Lebanon’s Hariri to visit the President for the 17th time

Lebanon’s Hariri to visit the President for the 17th time
2021-03-17T21:06:57+00:00

Shafaq News / The Lebanese Prime Minister-designate, Saad Hariri, responded to the President, Michel Aoun, indicating that he would visit him to discuss the proposed government.

The Prime Minister-designate issued a statement saying, “weeks passed after I lined-up non-partisan specialists, who are capable of implementing the reforms required to stop the collapse and start rebuilding what was destroyed in Beirut Blast, waiting for a phone call from His Excellency the President to discuss with me the proposed formation to issue the new government decrees.”

“I was surprised, just as all the Lebanese were surprised, by His Excellency the President as he invites me through a televised speech to the Republican Palace for an immediate formation in accordance with him.” He said.

“I have visited His Excellency 16 times since my appointment for the same goal, to agree on a government on non-partisan specialists capable of implementing the agreed reforms and stopping the collapse that the Lebanese are suffering from.” Hariri added.

“… I will be honored to visit him for the seventeenth time immediately …, to discuss the formation that has been in his hands for many weeks, and to immediately reach the announcement of the formation of the government.”

“If his Excellency the President finds himself unable to sign the decrees of forming a government of non-partisan specialists…he should tell the Lebanese people the real reason behind trying to obstruct the will of the Parliament that chose the appointed prime minister.”

Hariri suggests if the president is not capable to handle this issue, to shorten the Lebanese pain and suffering by allowing early presidential elections.

Earlier today, Lebanese president Michel Aoun called on the prime minister-designate Saad al-Hariri on Wednesday to visit the presidential palace to form a new cabinet immediately or else make way for someone who is able to.

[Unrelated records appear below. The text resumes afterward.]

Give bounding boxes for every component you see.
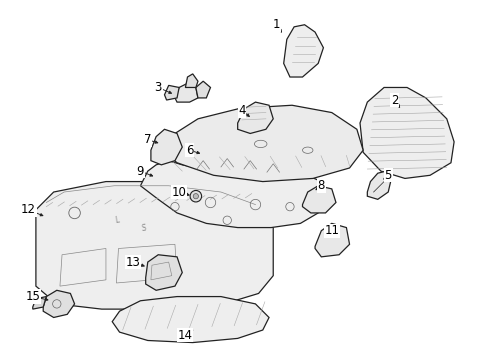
Polygon shape <box>112 297 269 343</box>
Polygon shape <box>196 81 211 98</box>
Polygon shape <box>165 105 363 181</box>
Text: 8: 8 <box>318 179 325 192</box>
Text: 12: 12 <box>21 203 36 216</box>
Text: 7: 7 <box>144 133 151 146</box>
Polygon shape <box>175 83 198 102</box>
Polygon shape <box>315 224 349 257</box>
Polygon shape <box>238 102 273 134</box>
Polygon shape <box>33 297 47 309</box>
Polygon shape <box>151 129 182 165</box>
Polygon shape <box>185 74 198 87</box>
Text: 4: 4 <box>238 104 245 117</box>
Text: 14: 14 <box>178 329 193 342</box>
Text: 11: 11 <box>324 224 339 237</box>
Text: 6: 6 <box>186 144 194 157</box>
Text: S: S <box>141 223 146 233</box>
Circle shape <box>190 190 201 202</box>
Polygon shape <box>284 25 323 77</box>
Text: L: L <box>114 216 120 225</box>
Polygon shape <box>165 85 179 100</box>
Circle shape <box>193 194 198 199</box>
Text: 9: 9 <box>137 165 144 177</box>
Text: 13: 13 <box>126 256 141 269</box>
Text: 1: 1 <box>272 18 280 31</box>
Text: 3: 3 <box>154 81 162 94</box>
Polygon shape <box>368 171 392 199</box>
Text: 10: 10 <box>172 185 187 198</box>
Polygon shape <box>36 181 273 309</box>
Polygon shape <box>43 290 74 318</box>
Polygon shape <box>141 161 329 228</box>
Text: 15: 15 <box>25 290 40 303</box>
Polygon shape <box>360 87 454 179</box>
Polygon shape <box>302 186 336 213</box>
Polygon shape <box>146 255 182 290</box>
Text: 5: 5 <box>385 169 392 182</box>
Text: 2: 2 <box>391 94 398 107</box>
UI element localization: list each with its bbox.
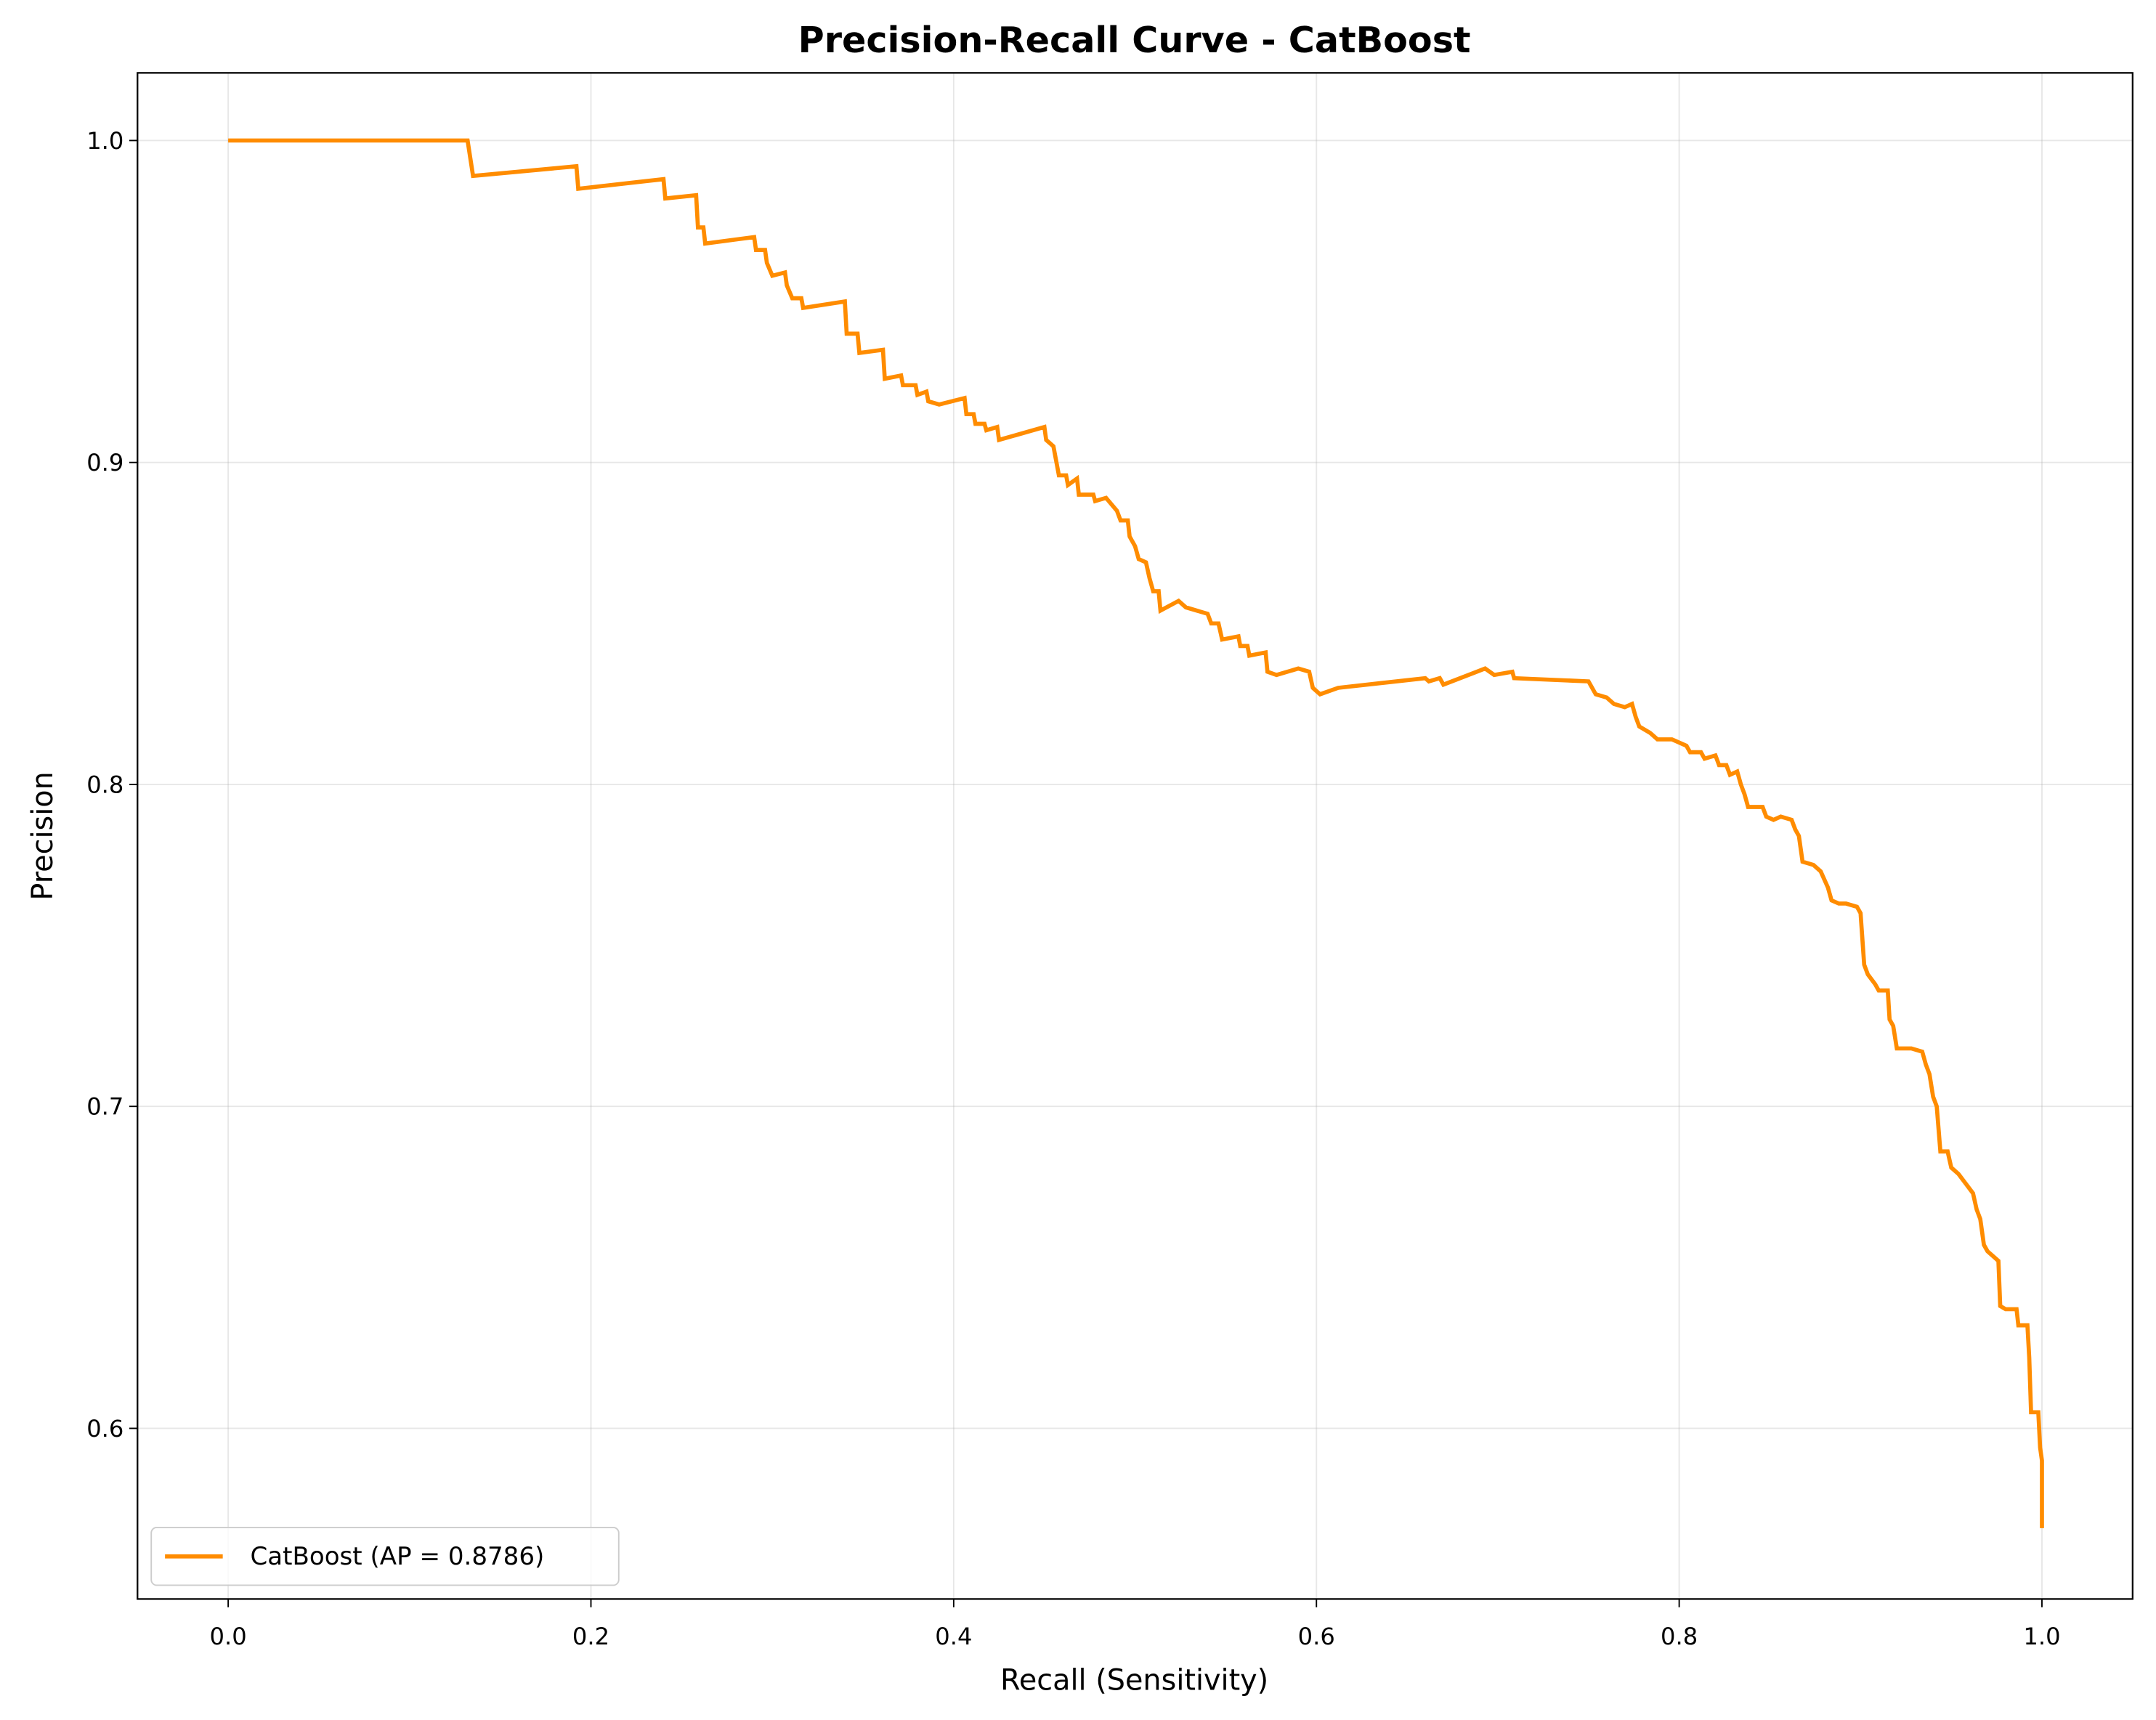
ticks: 0.0 0.2 0.4 0.6 0.8 1.0 0.6 0.7 0.8 0.9 1.0 — [86, 127, 2060, 1650]
x-tick-label: 0.6 — [1298, 1623, 1335, 1650]
pr-curve — [228, 138, 2044, 1528]
legend-label: CatBoost (AP = 0.8786) — [251, 1542, 545, 1571]
y-tick-label: 0.9 — [86, 449, 123, 476]
grid — [137, 73, 2133, 1599]
legend-box — [150, 1527, 620, 1586]
y-tick-label: 1.0 — [86, 127, 123, 155]
x-tick-label: 0.0 — [210, 1623, 247, 1650]
x-tick-label: 0.4 — [935, 1623, 972, 1650]
x-tick-label: 0.8 — [1661, 1623, 1698, 1650]
y-tick-label: 0.6 — [86, 1415, 123, 1443]
x-tick-label: 0.2 — [572, 1623, 609, 1650]
legend: CatBoost (AP = 0.8786) — [150, 1527, 620, 1586]
y-tick-label: 0.7 — [86, 1093, 123, 1121]
axes-frame — [137, 72, 2133, 1600]
chart-title: Precision-Recall Curve - CatBoost — [798, 19, 1471, 61]
y-axis-label: Precision — [26, 771, 60, 900]
x-axis-label: Recall (Sensitivity) — [1000, 1663, 1268, 1697]
plot-area — [228, 138, 2044, 1528]
x-tick-label: 1.0 — [2023, 1623, 2060, 1650]
y-tick-label: 0.8 — [86, 771, 123, 798]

“If prime minister-designate Hariri finds himself unable to form a government ... he should make way for those who are,” Aoun said in a televised speech after inviting him to Baabda palace for talks.

Aoun and Hariri have been at loggerheads over government formation since his nomination in October.

Lebanon is in the throes of a deep financial crisis and a new government could implement much needed reforms and unlock international aid.

Earlier on Wednesday, Lebanese protesters briefly attempted to storm the economy ministry to denounce exploding prices of basic goods as the local currency collapses.

Around 20 protesters had gathered outside the ministry’s Beirut headquarters a day after the Lebanese pound hit a new-low of 15,000 to the greenback, according to an AFP correspondent.

Some tried to enter the building, causing tension with security forces, the official National News Agency reported.

“We are killing each other for a bag of diapers and a carton of milk,” one protester told a local TV station.

The political class “has humiliated us,” he said, denouncing hikes in consumer prices which rose by almost 146 percent during 2020, according to official statistics.

Later in the afternoon, demonstrators tried to march toward the presidential palace outside Beirut but they were stopped by security forces.

Others blocked several key roads across the country with burning tires and torched garbage bins.

Lebanon is in the grips of its worst economic crisis since the 1975-1990 civil war.

The pound, officially pegged at 1,507 to the greenback since 1997, has lost almost 90 percent of its value on the black market.

Some 55 percent of Lebanese live below the global poverty line of 3.84 dollars a day, the United Nations says.

The country is also facing political deadlock, with no new government agreed some seven months after premier Hassan Diab resigned over an August 4 explosion that killed more than 200 people and disfigured swathes of the capital.